Post by rainwarrior »

pinkpuff wrote:FCEUX has been set to New PPU the whole time. The status bar is still rock solid in that one.
Ah, I am surprised by this because on the first ROM you posted I saw a flickering white artifact on the split line with New PPU but not Old PPU. (The overlay wasn't moving up or down, though, so it stable.)
pinkpuff wrote:I put in a loop to delay the scroll write until Nintendulator was reporting it happening at a tick somewhere in the low 300s (305 to about 311; it varies a bit). It was still jittery. Is that during hblank? I wasn't quite sure from the link, but I got the impression that it's basically any time after tick 257?
I think I should have linked Wiki: PPU Scrolling instead, it has more relevantly digested information.

So, the PPU is going to increment the Y scroll at pixel 256, and then won't start incrementing the X scroll until pixel 328. This is your window of opportunity. (The other option is to update scroll somewhere in the middle of the scanline, any time before pixel 256, leaving a rough edge and fine X scroll will be off until the next line-- that's what most games did, and it's a very wide window to hit.)

The timing of any interrupt will vary up to i think 6 cycles (18 pixels) depending on what instruction it interrupted, so try to look for the low and high point this far apart.

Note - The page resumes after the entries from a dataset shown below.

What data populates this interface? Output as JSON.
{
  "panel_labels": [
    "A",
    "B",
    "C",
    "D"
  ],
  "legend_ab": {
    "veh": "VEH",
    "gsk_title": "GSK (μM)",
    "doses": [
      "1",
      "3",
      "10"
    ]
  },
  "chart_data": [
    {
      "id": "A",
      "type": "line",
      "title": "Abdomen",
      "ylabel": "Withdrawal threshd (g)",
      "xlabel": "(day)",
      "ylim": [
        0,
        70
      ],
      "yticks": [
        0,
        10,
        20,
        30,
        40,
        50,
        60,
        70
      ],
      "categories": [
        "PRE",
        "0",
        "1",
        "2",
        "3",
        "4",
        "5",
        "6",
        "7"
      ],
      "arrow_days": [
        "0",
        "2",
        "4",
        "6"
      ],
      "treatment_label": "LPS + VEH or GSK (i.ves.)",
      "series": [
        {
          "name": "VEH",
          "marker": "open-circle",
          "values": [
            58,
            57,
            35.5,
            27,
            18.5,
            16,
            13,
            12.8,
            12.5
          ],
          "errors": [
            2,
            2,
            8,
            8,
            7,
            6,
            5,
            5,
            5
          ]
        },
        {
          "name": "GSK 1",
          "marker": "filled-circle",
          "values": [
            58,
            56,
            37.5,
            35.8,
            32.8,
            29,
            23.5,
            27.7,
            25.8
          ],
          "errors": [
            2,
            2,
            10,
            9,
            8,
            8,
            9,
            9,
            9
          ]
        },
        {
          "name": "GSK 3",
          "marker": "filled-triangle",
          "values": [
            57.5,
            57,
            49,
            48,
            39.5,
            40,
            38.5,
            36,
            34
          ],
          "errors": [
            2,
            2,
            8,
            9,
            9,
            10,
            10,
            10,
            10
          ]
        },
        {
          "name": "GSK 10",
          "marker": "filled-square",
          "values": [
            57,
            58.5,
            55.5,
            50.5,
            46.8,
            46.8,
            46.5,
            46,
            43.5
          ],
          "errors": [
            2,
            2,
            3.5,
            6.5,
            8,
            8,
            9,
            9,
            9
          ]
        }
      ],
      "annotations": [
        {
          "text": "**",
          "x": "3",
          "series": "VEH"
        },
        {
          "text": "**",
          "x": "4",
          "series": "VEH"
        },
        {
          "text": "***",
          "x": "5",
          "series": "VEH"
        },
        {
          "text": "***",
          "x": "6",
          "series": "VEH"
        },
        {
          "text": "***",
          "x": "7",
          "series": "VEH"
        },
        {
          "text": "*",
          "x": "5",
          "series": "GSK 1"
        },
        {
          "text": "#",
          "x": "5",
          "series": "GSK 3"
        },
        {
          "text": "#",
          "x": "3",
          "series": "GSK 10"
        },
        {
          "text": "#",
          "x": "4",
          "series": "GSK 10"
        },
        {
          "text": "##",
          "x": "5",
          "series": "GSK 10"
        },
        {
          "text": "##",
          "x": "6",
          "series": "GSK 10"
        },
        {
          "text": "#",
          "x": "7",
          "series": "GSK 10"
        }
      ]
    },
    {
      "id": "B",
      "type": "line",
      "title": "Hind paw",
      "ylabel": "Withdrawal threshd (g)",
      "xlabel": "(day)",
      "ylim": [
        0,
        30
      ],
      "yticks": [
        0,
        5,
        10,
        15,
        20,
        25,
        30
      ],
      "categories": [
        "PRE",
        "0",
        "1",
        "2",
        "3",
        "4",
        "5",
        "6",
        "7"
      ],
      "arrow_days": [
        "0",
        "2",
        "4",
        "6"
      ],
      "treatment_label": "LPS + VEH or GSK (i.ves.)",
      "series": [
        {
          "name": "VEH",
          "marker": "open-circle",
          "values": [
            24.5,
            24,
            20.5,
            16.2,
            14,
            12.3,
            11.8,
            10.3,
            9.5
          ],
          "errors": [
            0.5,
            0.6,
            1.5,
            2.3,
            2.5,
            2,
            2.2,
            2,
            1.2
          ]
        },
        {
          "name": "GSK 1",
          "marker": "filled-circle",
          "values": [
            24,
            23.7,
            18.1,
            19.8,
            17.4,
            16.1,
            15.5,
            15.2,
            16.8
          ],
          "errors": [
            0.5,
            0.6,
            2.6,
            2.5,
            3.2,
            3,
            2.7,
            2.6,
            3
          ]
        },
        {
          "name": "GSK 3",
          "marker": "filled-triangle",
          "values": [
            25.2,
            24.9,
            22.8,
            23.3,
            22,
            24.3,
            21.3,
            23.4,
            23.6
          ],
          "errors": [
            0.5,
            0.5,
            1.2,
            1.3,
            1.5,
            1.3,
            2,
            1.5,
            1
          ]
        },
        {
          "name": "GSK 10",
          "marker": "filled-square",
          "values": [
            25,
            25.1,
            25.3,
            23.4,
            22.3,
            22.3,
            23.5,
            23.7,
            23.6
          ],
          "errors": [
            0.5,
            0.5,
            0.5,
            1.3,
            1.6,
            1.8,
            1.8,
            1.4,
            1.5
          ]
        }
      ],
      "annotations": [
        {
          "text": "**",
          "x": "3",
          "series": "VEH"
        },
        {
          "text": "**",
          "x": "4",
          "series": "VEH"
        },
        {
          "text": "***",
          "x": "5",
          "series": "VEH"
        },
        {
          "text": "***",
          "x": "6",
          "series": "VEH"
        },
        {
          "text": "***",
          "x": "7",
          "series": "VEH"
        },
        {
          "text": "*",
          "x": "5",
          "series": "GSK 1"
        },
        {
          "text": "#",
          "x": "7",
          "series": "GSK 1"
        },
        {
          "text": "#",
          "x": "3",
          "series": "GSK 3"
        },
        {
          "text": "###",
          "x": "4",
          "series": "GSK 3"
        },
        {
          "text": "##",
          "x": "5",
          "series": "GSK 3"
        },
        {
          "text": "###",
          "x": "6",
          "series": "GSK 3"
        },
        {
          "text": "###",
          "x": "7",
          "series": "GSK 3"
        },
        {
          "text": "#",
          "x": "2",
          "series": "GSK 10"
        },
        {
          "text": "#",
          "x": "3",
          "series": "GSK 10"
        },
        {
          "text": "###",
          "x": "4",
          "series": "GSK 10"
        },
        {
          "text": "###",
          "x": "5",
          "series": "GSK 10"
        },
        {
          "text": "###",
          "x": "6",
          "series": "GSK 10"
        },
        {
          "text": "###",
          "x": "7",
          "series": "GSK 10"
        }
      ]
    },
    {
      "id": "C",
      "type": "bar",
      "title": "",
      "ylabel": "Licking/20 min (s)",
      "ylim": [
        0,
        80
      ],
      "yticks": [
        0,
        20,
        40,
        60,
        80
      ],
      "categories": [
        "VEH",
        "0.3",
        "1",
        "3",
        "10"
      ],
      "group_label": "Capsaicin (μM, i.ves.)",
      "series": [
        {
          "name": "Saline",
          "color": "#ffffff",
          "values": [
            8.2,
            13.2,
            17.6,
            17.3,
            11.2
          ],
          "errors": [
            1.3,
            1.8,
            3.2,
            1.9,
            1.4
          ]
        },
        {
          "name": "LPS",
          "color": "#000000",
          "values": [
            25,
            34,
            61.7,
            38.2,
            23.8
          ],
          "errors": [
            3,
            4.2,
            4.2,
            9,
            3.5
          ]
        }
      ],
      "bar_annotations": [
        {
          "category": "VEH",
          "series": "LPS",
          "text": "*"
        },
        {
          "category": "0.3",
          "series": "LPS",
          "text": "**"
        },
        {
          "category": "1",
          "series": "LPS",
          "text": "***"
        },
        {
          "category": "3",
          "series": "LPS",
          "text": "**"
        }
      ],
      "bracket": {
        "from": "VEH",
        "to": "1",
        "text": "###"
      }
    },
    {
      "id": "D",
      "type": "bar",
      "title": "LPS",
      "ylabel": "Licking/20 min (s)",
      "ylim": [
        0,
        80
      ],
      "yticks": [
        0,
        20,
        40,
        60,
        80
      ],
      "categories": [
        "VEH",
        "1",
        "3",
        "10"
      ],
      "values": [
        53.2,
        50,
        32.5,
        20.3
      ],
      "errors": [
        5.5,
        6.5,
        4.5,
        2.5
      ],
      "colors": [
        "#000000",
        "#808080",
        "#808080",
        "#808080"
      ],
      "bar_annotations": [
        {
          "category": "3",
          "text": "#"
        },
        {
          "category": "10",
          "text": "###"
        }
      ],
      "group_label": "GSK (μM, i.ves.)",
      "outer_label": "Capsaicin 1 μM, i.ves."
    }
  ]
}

If you've only seen 305 to 311, you might not have caught the extremes. Maybe to help testing, you have a LDA $10 / BNE wait loop, but you could temporarily add a little JSR / RTS into that loop for more variability of timing?

Also, to keep the window as tight as you can, you can do the BIT $2002 early, and preload X or Y if needed to hold values to write quickly to $2006/2005. The first write to $2006 can be done early as well, as its effect is buffered. In your case, only the second $2006 and then the $2005 need to actually occur within hblank, because they're what take immediate visual effect. The actual stuff that happens in hblank should be as minimal as possible, ideally just the write instructions, no loads.